Abp Jędraszewski: Niedopuszczanie wymiaru świętości do życia społecznego to ateizowanie państwa

Postulat, ażeby do życia społecznego i państwowego w żaden sposób nie dopuszczać wymiaru świętości, jest postulatem ateizowania państwa - mówił abp Marek Jędraszewski podczas wtorkowej mszy św. w katedrze wawelskiej w Krakowie.
abp Marek Jędraszewski Abp Jędraszewski: Niedopuszczanie wymiaru świętości do życia społecznego to ateizowanie państwa
abp Marek Jędraszewski / yt print screen/Archidiecezja Krakowska

 

 

Metropolita krakowski przewodniczył mszy św. odprawionej w 41. rocznicę podpisania porozumień sierpniowych.

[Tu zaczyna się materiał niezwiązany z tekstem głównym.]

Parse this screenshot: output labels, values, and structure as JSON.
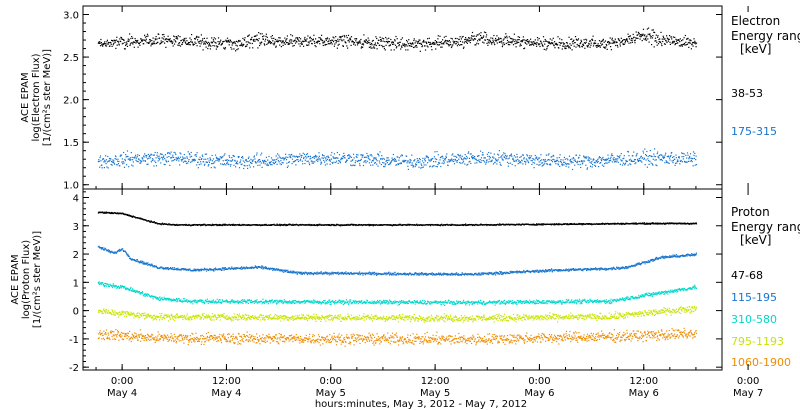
{
  "footer": {
    "xlabel": "hours:minutes, May  3, 2012 - May  7, 2012"
  },
  "chart_data": [
    {
      "type": "scatter",
      "ylabel_lines": [
        "ACE EPAM",
        "log(Electron Flux)",
        "[1/(cm²s ster MeV)]"
      ],
      "ylim": [
        0.95,
        3.1
      ],
      "yticks": [
        1.0,
        1.5,
        2.0,
        2.5,
        3.0
      ],
      "ytick_labels": [
        "1.0",
        "1.5",
        "2.0",
        "2.5",
        "3.0"
      ],
      "legend": {
        "title_lines": [
          "Electron",
          "Energy ranges",
          "[keV]"
        ]
      },
      "series": [
        {
          "name": "38-53",
          "color": "#000000",
          "mean": 2.68,
          "noise": 0.06,
          "peaks": [
            [
              15.5,
              0.1
            ],
            [
              41,
              0.06
            ],
            [
              60,
              0.1
            ]
          ]
        },
        {
          "name": "175-315",
          "color": "#1874cd",
          "mean": 1.3,
          "noise": 0.07,
          "peaks": []
        }
      ]
    },
    {
      "type": "scatter",
      "ylabel_lines": [
        "ACE EPAM",
        "log(Proton Flux)",
        "[1/(cm²s ster MeV)]"
      ],
      "ylim": [
        -2.1,
        4.3
      ],
      "yticks": [
        -2,
        -1,
        0,
        1,
        2,
        3,
        4
      ],
      "ytick_labels": [
        "-2",
        "-1",
        "0",
        "1",
        "2",
        "3",
        "4"
      ],
      "legend": {
        "title_lines": [
          "Proton",
          "Energy ranges",
          "[keV]"
        ]
      },
      "series": [
        {
          "name": "47-68",
          "color": "#000000",
          "profile": [
            [
              -3,
              3.5
            ],
            [
              0,
              3.45
            ],
            [
              4,
              3.1
            ],
            [
              6,
              3.05
            ],
            [
              20,
              3.05
            ],
            [
              40,
              3.05
            ],
            [
              60,
              3.1
            ],
            [
              66,
              3.1
            ]
          ],
          "noise": 0.02
        },
        {
          "name": "115-195",
          "color": "#1874cd",
          "profile": [
            [
              -3,
              2.3
            ],
            [
              -1,
              2.05
            ],
            [
              0,
              2.2
            ],
            [
              1,
              1.85
            ],
            [
              4,
              1.55
            ],
            [
              8,
              1.45
            ],
            [
              16,
              1.55
            ],
            [
              20,
              1.35
            ],
            [
              40,
              1.3
            ],
            [
              50,
              1.45
            ],
            [
              56,
              1.5
            ],
            [
              58,
              1.55
            ],
            [
              62,
              1.9
            ],
            [
              66,
              2.0
            ]
          ],
          "noise": 0.04
        },
        {
          "name": "310-580",
          "color": "#00d8cc",
          "profile": [
            [
              -3,
              1.0
            ],
            [
              0,
              0.85
            ],
            [
              4,
              0.45
            ],
            [
              8,
              0.35
            ],
            [
              40,
              0.3
            ],
            [
              56,
              0.35
            ],
            [
              62,
              0.65
            ],
            [
              66,
              0.85
            ]
          ],
          "noise": 0.06
        },
        {
          "name": "795-1193",
          "color": "#c8e400",
          "profile": [
            [
              -3,
              0.0
            ],
            [
              4,
              -0.2
            ],
            [
              40,
              -0.25
            ],
            [
              56,
              -0.2
            ],
            [
              66,
              0.1
            ]
          ],
          "noise": 0.1
        },
        {
          "name": "1060-1900",
          "color": "#ee8c00",
          "profile": [
            [
              -3,
              -0.8
            ],
            [
              4,
              -0.95
            ],
            [
              40,
              -1.0
            ],
            [
              56,
              -0.9
            ],
            [
              66,
              -0.8
            ]
          ],
          "noise": 0.16
        }
      ]
    }
  ],
  "x_axis": {
    "range_hours": [
      -4.5,
      69
    ],
    "ticks": [
      {
        "t": 0,
        "lines": [
          "0:00",
          "May 4"
        ]
      },
      {
        "t": 12,
        "lines": [
          "12:00",
          "May 4"
        ]
      },
      {
        "t": 24,
        "lines": [
          "0:00",
          "May 5"
        ]
      },
      {
        "t": 36,
        "lines": [
          "12:00",
          "May 5"
        ]
      },
      {
        "t": 48,
        "lines": [
          "0:00",
          "May 6"
        ]
      },
      {
        "t": 60,
        "lines": [
          "12:00",
          "May 6"
        ]
      },
      {
        "t": 72,
        "lines": [
          "0:00",
          "May 7"
        ]
      }
    ]
  }
}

Abp Jędraszewski podkreślił w niej, że Bóg "chce swoją świętością ogarnąć nie tylko poszczególnego człowieka, ale również całe rodziny i inne ludzkie wspólnoty, również całe narody i społeczeństwa".

Dlatego, w ocenie metropolity, "postulat neutralności światopoglądowej służy głównie w tym zakresie, że państwo powinno chronić wolność sumienia i wyznania wszystkich swoich obywateli, niezależnie od tego, jaką religię i światopogląd oni wyznają". Jednak, jego zdaniem, "postulat, ażeby do życia społecznego i państwowego w żaden sposób nie dopuszczać wymiaru świętości, jest postulatem ateizowania państwa i życia społecznego". "I niewiele ma wspólnego ze światopoglądową neutralnością" - dodał.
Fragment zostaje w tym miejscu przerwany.